All 401(k) services are not created equal. You may have had a plan in place for years and never questioned the fees and exactly what roles and responsibilities you might have toward employees.
It’s time to dig in and ask those questions.
Read this brief guide to learn five reasons to consider a new, more modern 401(k) service provider and discover the potential benefits of making a switch.
The less you pay in investment costs, the more you keep in your retirement account. The more you keep in your account, the faster it can grow over time.
The best way to do that is to use low-cost index funds in a portfolio that matches your tolerance for the normal ups and downs of the stock market. By matching the market and keeping costs minimized, your portfolio is likely to beat more expensive, actively managed portfolios.
It seems like a simple thing, but many 401(k) plan providers stick with higher-cost actively managed funds. A better 401(k) is one that finds those fund-level cost savings and passes them along to you and your employees.
Lower administrative costs
Inertia is an overwhelming force. Like, really overwhelming. Many business owners first seek out a payroll provider and then accept a 401(k) plan from the same provider without a second thought.
That kind of “up sell” in the financial business is virtually pure profit. The business owner becomes an unwitting captive and accepts high fees without question.

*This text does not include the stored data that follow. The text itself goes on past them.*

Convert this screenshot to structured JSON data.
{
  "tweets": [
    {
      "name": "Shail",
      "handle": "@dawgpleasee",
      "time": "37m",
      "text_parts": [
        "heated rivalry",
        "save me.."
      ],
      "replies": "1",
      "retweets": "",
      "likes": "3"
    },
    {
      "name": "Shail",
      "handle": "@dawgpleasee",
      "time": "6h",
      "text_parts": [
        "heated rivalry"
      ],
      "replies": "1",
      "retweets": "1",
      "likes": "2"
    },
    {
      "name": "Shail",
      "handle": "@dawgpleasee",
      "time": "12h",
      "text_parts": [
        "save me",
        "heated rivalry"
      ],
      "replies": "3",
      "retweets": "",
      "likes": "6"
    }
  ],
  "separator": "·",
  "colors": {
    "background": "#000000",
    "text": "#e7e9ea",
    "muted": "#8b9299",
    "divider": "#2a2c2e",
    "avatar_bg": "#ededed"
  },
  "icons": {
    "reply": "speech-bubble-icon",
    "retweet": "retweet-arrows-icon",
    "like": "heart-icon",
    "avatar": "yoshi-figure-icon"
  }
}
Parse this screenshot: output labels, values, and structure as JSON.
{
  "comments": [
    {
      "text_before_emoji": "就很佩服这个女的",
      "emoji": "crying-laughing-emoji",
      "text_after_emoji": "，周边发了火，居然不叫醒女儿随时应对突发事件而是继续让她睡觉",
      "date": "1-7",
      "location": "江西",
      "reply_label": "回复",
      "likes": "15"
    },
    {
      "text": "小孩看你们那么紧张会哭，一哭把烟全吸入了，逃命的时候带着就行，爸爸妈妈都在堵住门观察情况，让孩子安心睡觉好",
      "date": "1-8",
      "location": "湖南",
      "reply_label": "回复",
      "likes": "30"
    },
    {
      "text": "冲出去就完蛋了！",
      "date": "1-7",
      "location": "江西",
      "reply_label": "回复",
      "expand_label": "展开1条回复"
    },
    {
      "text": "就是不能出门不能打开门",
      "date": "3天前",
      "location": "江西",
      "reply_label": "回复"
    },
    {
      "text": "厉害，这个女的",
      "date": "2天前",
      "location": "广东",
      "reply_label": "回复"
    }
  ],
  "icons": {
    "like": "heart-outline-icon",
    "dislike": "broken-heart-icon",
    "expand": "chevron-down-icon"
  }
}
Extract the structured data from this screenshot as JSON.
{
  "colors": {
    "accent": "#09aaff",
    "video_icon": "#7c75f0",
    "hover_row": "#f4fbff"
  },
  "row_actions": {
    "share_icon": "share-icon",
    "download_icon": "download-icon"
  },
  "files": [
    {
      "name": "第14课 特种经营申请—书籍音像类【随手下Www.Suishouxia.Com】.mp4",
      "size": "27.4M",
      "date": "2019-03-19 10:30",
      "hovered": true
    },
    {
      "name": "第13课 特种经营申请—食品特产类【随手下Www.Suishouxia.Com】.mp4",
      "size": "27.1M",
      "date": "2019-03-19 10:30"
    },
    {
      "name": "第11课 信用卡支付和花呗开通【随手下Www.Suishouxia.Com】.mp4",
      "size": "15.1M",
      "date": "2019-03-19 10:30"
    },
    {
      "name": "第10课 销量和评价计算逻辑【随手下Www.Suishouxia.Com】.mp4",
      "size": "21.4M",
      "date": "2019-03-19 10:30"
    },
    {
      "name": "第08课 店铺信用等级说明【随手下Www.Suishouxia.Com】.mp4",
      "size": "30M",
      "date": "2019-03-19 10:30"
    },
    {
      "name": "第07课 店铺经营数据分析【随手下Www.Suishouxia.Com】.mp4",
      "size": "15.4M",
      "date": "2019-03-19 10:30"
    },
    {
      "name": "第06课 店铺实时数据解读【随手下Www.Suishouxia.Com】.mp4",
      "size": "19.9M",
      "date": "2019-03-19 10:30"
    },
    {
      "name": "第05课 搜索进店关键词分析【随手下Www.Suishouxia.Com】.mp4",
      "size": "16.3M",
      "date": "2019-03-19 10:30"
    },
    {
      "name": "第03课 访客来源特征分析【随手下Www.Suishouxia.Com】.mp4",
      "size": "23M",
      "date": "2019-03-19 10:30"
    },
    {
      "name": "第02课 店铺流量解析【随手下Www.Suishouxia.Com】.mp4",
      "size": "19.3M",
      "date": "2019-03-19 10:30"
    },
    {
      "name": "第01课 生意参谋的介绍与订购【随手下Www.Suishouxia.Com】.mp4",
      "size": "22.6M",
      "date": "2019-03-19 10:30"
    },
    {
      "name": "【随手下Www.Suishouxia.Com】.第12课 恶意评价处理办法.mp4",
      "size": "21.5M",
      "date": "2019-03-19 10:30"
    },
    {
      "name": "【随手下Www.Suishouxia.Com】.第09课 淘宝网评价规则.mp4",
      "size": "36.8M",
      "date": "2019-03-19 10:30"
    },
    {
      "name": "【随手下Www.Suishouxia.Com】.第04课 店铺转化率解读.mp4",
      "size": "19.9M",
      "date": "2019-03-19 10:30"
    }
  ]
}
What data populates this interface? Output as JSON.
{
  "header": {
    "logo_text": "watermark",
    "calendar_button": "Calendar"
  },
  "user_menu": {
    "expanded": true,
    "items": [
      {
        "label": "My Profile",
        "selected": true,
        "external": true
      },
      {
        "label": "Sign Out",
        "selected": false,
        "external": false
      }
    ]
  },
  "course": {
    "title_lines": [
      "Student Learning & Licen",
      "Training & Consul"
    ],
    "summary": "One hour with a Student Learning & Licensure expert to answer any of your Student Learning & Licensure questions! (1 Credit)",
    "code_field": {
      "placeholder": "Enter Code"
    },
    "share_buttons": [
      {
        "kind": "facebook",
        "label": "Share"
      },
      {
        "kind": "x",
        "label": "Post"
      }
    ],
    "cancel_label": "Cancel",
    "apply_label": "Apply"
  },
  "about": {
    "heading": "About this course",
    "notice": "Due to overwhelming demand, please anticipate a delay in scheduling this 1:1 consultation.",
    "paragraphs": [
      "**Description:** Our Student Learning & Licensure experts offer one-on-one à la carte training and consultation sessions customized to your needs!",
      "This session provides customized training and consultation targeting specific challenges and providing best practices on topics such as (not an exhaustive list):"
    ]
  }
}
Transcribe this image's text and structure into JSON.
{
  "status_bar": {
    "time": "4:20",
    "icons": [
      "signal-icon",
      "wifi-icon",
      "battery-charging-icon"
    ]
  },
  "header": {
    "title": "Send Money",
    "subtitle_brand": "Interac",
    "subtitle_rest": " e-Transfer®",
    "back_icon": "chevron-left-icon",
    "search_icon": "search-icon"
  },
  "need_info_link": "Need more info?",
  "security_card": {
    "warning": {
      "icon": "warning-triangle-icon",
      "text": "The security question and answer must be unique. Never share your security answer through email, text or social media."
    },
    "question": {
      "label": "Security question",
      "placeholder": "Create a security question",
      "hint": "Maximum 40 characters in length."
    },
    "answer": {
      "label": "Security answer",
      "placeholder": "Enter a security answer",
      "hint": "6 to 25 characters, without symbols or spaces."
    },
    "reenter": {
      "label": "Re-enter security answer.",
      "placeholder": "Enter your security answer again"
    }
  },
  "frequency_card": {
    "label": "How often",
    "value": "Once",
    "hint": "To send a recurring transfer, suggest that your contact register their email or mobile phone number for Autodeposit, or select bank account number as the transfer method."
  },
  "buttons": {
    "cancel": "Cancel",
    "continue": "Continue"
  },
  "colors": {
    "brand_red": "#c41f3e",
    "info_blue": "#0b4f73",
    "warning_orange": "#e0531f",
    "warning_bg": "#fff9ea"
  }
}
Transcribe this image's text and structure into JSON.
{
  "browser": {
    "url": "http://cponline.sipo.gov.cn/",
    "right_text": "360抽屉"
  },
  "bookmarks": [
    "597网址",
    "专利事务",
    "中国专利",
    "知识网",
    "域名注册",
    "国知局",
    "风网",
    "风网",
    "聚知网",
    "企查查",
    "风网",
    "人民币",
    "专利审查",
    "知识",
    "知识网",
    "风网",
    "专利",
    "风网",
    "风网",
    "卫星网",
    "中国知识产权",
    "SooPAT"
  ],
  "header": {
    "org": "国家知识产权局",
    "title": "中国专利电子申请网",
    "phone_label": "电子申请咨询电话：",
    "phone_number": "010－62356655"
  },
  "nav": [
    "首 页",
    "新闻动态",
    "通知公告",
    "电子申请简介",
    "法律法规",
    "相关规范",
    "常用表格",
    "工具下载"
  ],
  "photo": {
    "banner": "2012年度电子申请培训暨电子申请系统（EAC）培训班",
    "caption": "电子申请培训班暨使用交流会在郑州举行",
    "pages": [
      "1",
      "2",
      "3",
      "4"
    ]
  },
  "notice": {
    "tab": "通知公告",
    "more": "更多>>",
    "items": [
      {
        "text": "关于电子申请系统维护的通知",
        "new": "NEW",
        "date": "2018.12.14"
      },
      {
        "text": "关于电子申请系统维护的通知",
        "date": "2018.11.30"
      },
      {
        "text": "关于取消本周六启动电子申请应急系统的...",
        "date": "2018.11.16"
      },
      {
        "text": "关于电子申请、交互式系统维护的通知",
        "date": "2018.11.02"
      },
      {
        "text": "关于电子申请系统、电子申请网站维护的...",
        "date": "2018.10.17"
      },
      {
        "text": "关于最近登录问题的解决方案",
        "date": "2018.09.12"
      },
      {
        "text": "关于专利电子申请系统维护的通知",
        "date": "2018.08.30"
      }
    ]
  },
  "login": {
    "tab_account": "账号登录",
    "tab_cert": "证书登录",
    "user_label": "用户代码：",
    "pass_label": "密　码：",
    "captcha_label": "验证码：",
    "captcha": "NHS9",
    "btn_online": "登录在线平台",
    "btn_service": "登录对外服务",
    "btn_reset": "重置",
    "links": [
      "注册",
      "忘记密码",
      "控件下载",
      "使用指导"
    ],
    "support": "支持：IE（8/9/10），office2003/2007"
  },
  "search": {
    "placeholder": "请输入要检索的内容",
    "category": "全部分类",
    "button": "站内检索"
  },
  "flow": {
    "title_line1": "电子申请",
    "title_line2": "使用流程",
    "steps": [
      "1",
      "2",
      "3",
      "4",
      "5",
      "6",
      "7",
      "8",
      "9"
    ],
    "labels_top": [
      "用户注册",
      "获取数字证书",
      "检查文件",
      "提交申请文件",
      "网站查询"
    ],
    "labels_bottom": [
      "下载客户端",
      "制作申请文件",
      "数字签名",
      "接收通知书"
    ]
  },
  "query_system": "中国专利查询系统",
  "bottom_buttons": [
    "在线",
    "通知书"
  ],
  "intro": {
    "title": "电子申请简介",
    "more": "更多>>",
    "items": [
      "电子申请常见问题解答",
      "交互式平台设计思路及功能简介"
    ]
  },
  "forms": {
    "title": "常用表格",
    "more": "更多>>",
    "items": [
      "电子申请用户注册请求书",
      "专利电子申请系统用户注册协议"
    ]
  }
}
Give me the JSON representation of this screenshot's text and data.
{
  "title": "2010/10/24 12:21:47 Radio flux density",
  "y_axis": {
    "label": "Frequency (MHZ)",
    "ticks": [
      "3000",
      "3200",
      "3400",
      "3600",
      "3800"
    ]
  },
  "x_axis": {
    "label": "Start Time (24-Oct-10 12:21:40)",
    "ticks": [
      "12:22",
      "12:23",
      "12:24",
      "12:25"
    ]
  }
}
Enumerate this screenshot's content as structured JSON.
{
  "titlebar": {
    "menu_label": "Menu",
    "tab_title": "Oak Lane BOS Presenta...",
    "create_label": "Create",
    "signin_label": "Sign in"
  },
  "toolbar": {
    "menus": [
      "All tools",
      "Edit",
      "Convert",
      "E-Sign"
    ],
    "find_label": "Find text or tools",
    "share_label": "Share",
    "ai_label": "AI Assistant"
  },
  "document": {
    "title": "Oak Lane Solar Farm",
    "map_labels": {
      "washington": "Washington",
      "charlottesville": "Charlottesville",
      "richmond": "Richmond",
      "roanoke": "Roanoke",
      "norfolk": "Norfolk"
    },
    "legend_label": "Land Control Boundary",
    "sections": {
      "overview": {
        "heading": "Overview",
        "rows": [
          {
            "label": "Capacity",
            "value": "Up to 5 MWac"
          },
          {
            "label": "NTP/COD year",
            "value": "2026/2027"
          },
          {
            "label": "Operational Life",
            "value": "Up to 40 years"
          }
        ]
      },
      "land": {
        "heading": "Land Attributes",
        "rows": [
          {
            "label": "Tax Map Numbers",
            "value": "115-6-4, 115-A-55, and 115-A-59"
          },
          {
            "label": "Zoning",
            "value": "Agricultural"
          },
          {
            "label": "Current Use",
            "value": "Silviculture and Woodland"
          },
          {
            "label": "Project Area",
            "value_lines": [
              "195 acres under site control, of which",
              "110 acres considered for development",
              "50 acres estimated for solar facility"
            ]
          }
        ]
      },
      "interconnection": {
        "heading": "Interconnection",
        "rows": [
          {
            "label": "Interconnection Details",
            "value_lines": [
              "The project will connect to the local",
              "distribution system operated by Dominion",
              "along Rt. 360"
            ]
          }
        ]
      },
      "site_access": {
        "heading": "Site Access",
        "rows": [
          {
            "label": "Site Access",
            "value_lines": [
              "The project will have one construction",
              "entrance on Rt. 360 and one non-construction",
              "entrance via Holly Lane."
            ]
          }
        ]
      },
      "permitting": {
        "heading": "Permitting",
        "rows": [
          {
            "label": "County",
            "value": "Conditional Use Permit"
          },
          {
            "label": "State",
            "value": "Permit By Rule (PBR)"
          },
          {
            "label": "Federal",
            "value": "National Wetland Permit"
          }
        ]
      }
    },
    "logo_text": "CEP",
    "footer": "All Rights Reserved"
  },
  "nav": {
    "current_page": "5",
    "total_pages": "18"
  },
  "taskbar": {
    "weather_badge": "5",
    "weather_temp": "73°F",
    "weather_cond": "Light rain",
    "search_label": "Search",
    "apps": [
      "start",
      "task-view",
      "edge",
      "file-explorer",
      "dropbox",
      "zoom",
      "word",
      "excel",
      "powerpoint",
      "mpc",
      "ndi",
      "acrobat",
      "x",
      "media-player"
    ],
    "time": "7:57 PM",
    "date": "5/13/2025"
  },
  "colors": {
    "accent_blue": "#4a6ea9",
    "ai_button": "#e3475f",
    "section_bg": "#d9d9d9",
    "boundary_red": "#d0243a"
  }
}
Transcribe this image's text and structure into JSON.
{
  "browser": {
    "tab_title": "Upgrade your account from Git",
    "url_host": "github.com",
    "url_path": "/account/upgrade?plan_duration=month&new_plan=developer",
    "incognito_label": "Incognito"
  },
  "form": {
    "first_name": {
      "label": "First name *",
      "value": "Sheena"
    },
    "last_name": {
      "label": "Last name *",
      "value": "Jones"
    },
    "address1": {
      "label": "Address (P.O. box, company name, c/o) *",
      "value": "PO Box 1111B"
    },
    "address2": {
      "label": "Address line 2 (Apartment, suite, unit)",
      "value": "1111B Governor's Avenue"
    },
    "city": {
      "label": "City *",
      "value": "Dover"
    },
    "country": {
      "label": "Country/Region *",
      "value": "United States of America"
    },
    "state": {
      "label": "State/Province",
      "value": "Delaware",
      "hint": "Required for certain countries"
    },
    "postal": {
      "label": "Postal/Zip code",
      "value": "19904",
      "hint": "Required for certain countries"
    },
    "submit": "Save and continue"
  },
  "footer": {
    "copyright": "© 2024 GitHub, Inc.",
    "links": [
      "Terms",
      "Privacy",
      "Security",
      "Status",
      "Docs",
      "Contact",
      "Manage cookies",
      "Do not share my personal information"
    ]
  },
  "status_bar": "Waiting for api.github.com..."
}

The fact is, you can get a 401(k) plan from anywhere and leave your payroll company out of it. The cost savings can be tremendous.
Better informed employees
Ever talk to your staff and managers about their investment choices? Feels like a personal topic, doesn’t it? The fact, however, is that many business owners are required by their own plan rules to help your employees make appropriate long-term investment decisions.
Failing to do this regularly can lead to poor outcomes and, potentially, lawsuits against the business owner years later. Or you can rely on a qualified plan provider to help you with employee investment selection, thereby greatly reducing a very real business risk.
Better tax breaks for owners
Starting a business is hard. It can take every penny you earn and maybe more to keep a new business afloat.
As a result, many business owners short their own, personal retirement plan for years on end. Yet it’s those early years of investing that can make the biggest difference in the long-term success of a retirement portfolio.
A modern 401(k) plan, working with your tax advisor, can open the door to tremendous catch-up provisions. You can set aside more money tax-deferred and tax-free than you might think possible.
Reduced owner risk
“Fiduciary” is a Latin term often used in the context of banking, business and law. It means, simply, “trust.” If you start a 401(k) plan for your company, as the business owner you typically become the fiduciary of the plan by default.
Being the fiduciary means that your employees rely on you to provide the best possible investment plan at the lowest reasonable cost. It’s for that reason that the government requires periodic audits of existing plans.
A modern 401(k) can help you reduce your exposure by shouldering much of the fiduciary role in your plan, thus reducing business owner risk.